Abbà
padre
di Roberto
Battestini
Neo edizioni,
2022
pp. 238
€ 24 (cartaceo)
“Abbà” è il termine in giudaico
antico per rivolgersi in maniera informale al padre. Già la scelta di inserire
nel titolo questo termine è indicativa del tipo di graphic novel che si andrà a
leggere. Il rapporto col padre infatti è da sempre un rapporto complicato,
soprattutto nella cultura giudaico-cristiana e in quella ebraica. La figura del
padre è importante, a volte ingombrante, sicuramente invadente. Non è un caso –
compiendo un salto di duemila e passa anni – se nella filosofia di Freud tanto
spazio trova il momento della “uccisione” del padre: la morte psicologica del
padre è un momento fondamentale di crescita, di assunzione delle responsabilità.

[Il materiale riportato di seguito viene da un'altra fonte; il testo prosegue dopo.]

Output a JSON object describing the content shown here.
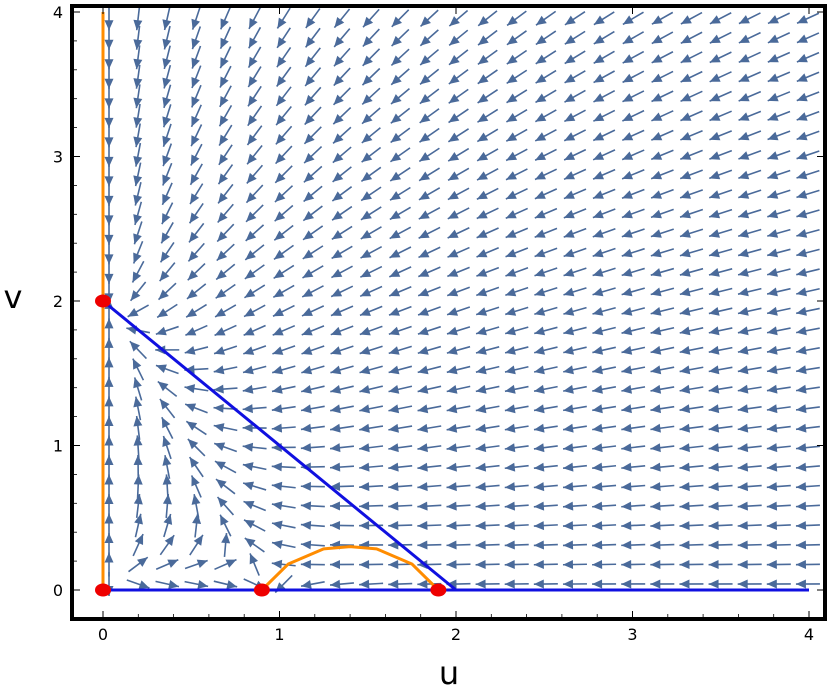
{
  "chart_data": {
    "type": "vector_field",
    "xlabel": "u",
    "ylabel": "v",
    "xlim": [
      -0.15,
      4.1
    ],
    "ylim": [
      -0.2,
      4.05
    ],
    "x_ticks": [
      0,
      1,
      2,
      3,
      4
    ],
    "y_ticks": [
      0,
      1,
      2,
      3,
      4
    ],
    "grid": false,
    "colors": {
      "arrow": "#4a6a9a",
      "nullcline_blue": "#1010e0",
      "nullcline_orange": "#ff8c00",
      "equilibrium": "#ee0000",
      "frame": "#000000"
    },
    "field_x": [
      0,
      0.165,
      0.33,
      0.495,
      0.66,
      0.825,
      0.99,
      1.155,
      1.32,
      1.485,
      1.65,
      1.815,
      1.98,
      2.145,
      2.31,
      2.475,
      2.64,
      2.805,
      2.97,
      3.135,
      3.3,
      3.465,
      3.63,
      3.795,
      3.96
    ],
    "field_y": [
      0,
      0.135,
      0.27,
      0.405,
      0.54,
      0.675,
      0.81,
      0.945,
      1.08,
      1.215,
      1.35,
      1.485,
      1.62,
      1.755,
      1.89,
      2.025,
      2.16,
      2.295,
      2.43,
      2.565,
      2.7,
      2.835,
      2.97,
      3.105,
      3.24,
      3.375,
      3.51,
      3.645,
      3.78,
      3.915
    ],
    "lines": [
      {
        "color": "blue",
        "points": [
          [
            0,
            2
          ],
          [
            2,
            0
          ]
        ]
      },
      {
        "color": "blue",
        "points": [
          [
            0,
            0
          ],
          [
            4,
            0
          ]
        ]
      },
      {
        "color": "orange",
        "points": [
          [
            0,
            0
          ],
          [
            0,
            4
          ]
        ]
      },
      {
        "color": "orange",
        "shape": "arc",
        "points": [
          [
            0.9,
            0
          ],
          [
            1.05,
            0.18
          ],
          [
            1.25,
            0.285
          ],
          [
            1.4,
            0.3
          ],
          [
            1.55,
            0.285
          ],
          [
            1.75,
            0.18
          ],
          [
            1.9,
            0
          ]
        ]
      }
    ],
    "equilibria": [
      [
        0,
        2
      ],
      [
        0,
        0
      ],
      [
        0.9,
        0
      ],
      [
        1.9,
        0
      ]
    ]
  }
}
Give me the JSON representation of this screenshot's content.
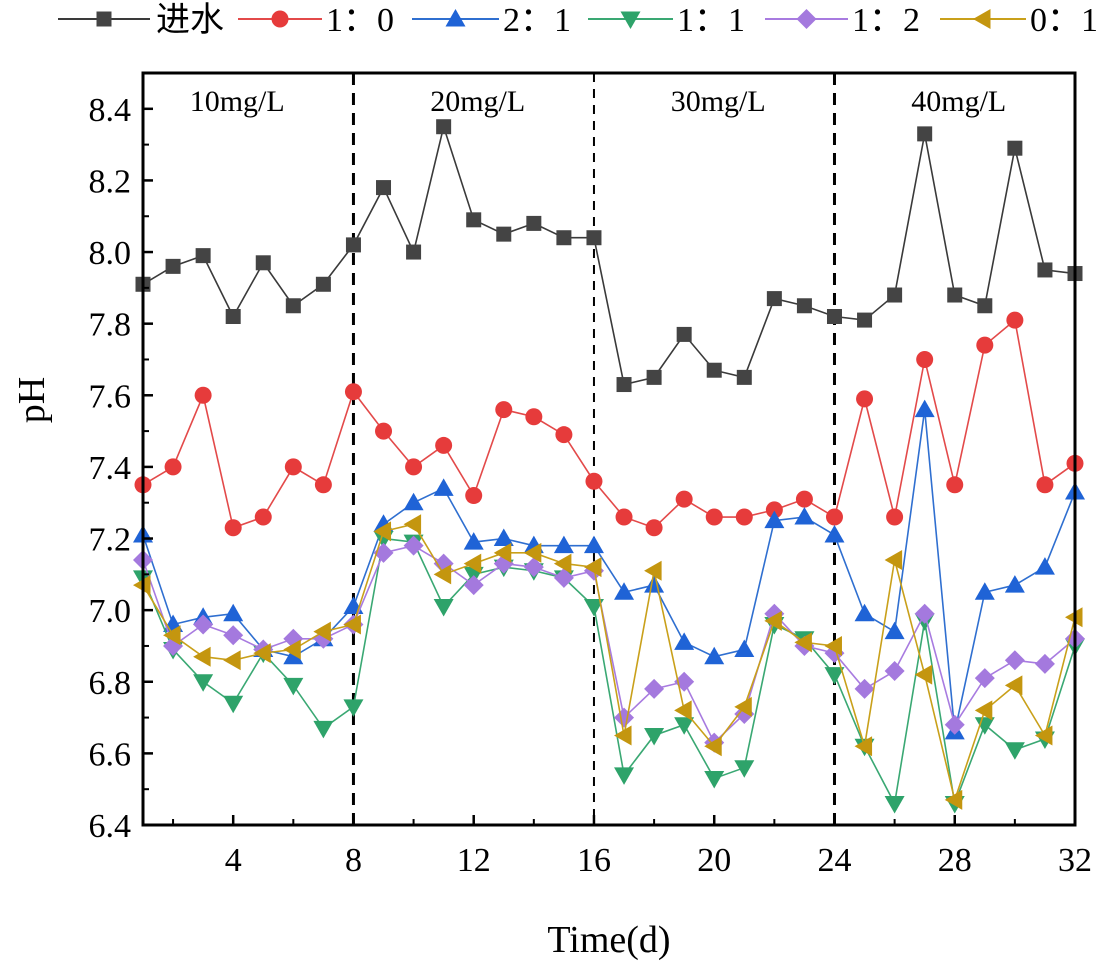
{
  "chart_data": {
    "type": "line",
    "title": "",
    "xlabel": "Time(d)",
    "ylabel": "pH",
    "xlim": [
      1,
      32
    ],
    "ylim": [
      6.4,
      8.5
    ],
    "xticks": [
      4,
      8,
      12,
      16,
      20,
      24,
      28,
      32
    ],
    "yticks": [
      6.4,
      6.6,
      6.8,
      7.0,
      7.2,
      7.4,
      7.6,
      7.8,
      8.0,
      8.2,
      8.4
    ],
    "tick_labels_x": [
      "4",
      "8",
      "12",
      "16",
      "20",
      "24",
      "28",
      "32"
    ],
    "tick_labels_y": [
      "6.4",
      "6.6",
      "6.8",
      "7.0",
      "7.2",
      "7.4",
      "7.6",
      "7.8",
      "8.0",
      "8.2",
      "8.4"
    ],
    "grid": false,
    "legend_position": "top",
    "dividers": [
      8,
      16,
      24
    ],
    "phases": [
      {
        "label": "10mg/L",
        "x": 4
      },
      {
        "label": "20mg/L",
        "x": 12
      },
      {
        "label": "30mg/L",
        "x": 20
      },
      {
        "label": "40mg/L",
        "x": 28
      }
    ],
    "x": [
      1,
      2,
      3,
      4,
      5,
      6,
      7,
      8,
      9,
      10,
      11,
      12,
      13,
      14,
      15,
      16,
      17,
      18,
      19,
      20,
      21,
      22,
      23,
      24,
      25,
      26,
      27,
      28,
      29,
      30,
      31,
      32
    ],
    "series": [
      {
        "name": "进水",
        "color": "#3a3a3a",
        "fill": "#444444",
        "marker": "square",
        "values": [
          7.91,
          7.96,
          7.99,
          7.82,
          7.97,
          7.85,
          7.91,
          8.02,
          8.18,
          8.0,
          8.35,
          8.09,
          8.05,
          8.08,
          8.04,
          8.04,
          7.63,
          7.65,
          7.77,
          7.67,
          7.65,
          7.87,
          7.85,
          7.82,
          7.81,
          7.88,
          8.33,
          7.88,
          7.85,
          8.29,
          7.95,
          7.94
        ]
      },
      {
        "name": "1：0",
        "color": "#e34a4a",
        "fill": "#e63b3b",
        "marker": "circle",
        "values": [
          7.35,
          7.4,
          7.6,
          7.23,
          7.26,
          7.4,
          7.35,
          7.61,
          7.5,
          7.4,
          7.46,
          7.32,
          7.56,
          7.54,
          7.49,
          7.36,
          7.26,
          7.23,
          7.31,
          7.26,
          7.26,
          7.28,
          7.31,
          7.26,
          7.59,
          7.26,
          7.7,
          7.35,
          7.74,
          7.81,
          7.35,
          7.41
        ]
      },
      {
        "name": "2：1",
        "color": "#2f6fd0",
        "fill": "#1f63d6",
        "marker": "triangle-up",
        "values": [
          7.21,
          6.96,
          6.98,
          6.99,
          6.89,
          6.87,
          6.92,
          7.01,
          7.24,
          7.3,
          7.34,
          7.19,
          7.2,
          7.18,
          7.18,
          7.18,
          7.05,
          7.07,
          6.91,
          6.87,
          6.89,
          7.25,
          7.26,
          7.21,
          6.99,
          6.94,
          7.56,
          6.66,
          7.05,
          7.07,
          7.12,
          7.33
        ]
      },
      {
        "name": "1：1",
        "color": "#3aa873",
        "fill": "#2ea36a",
        "marker": "triangle-down",
        "values": [
          7.09,
          6.89,
          6.8,
          6.74,
          6.88,
          6.79,
          6.67,
          6.73,
          7.2,
          7.19,
          7.01,
          7.1,
          7.12,
          7.11,
          7.09,
          7.01,
          6.54,
          6.65,
          6.68,
          6.53,
          6.56,
          6.96,
          6.92,
          6.82,
          6.62,
          6.46,
          6.97,
          6.46,
          6.68,
          6.61,
          6.64,
          6.9
        ]
      },
      {
        "name": "1：2",
        "color": "#a87be0",
        "fill": "#a479de",
        "marker": "diamond",
        "values": [
          7.14,
          6.9,
          6.96,
          6.93,
          6.89,
          6.92,
          6.92,
          6.96,
          7.16,
          7.18,
          7.13,
          7.07,
          7.13,
          7.12,
          7.09,
          7.11,
          6.7,
          6.78,
          6.8,
          6.63,
          6.71,
          6.99,
          6.9,
          6.88,
          6.78,
          6.83,
          6.99,
          6.68,
          6.81,
          6.86,
          6.85,
          6.92
        ]
      },
      {
        "name": "0：1",
        "color": "#c9a01a",
        "fill": "#c4960f",
        "marker": "triangle-left",
        "values": [
          7.07,
          6.93,
          6.87,
          6.86,
          6.88,
          6.89,
          6.94,
          6.96,
          7.22,
          7.24,
          7.1,
          7.13,
          7.16,
          7.16,
          7.13,
          7.12,
          6.65,
          7.11,
          6.72,
          6.62,
          6.73,
          6.97,
          6.91,
          6.9,
          6.62,
          7.14,
          6.82,
          6.47,
          6.72,
          6.79,
          6.65,
          6.98
        ]
      }
    ]
  }
}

È quel momento che consente di prendere sulle proprie spalle il proprio destino
nel percorso che verrà.
Abbà padre è infatti il luogo delle confessioni e dei ricordi, ma è anche il luogo
del perdono: le confessioni riguardano quelle cose che l’autore avrebbe
voluto dire al proprio padre prima che fosse troppo tardi e che, di fatto, non
è riuscito a comunicare in tempo. Le tavole sono infatti pervase da un senso di
nostalgico rimpianto per ciò che avrebbe potuto andare diversamente ma che,
presi entrambi – padre e figlio – dalle cose della vita, sono state fatte
scivolare nei giorni ritenuti senza importanza: cose fondamentali, confessioni
necessarie, che si sono perse nelle liti e nel nulla.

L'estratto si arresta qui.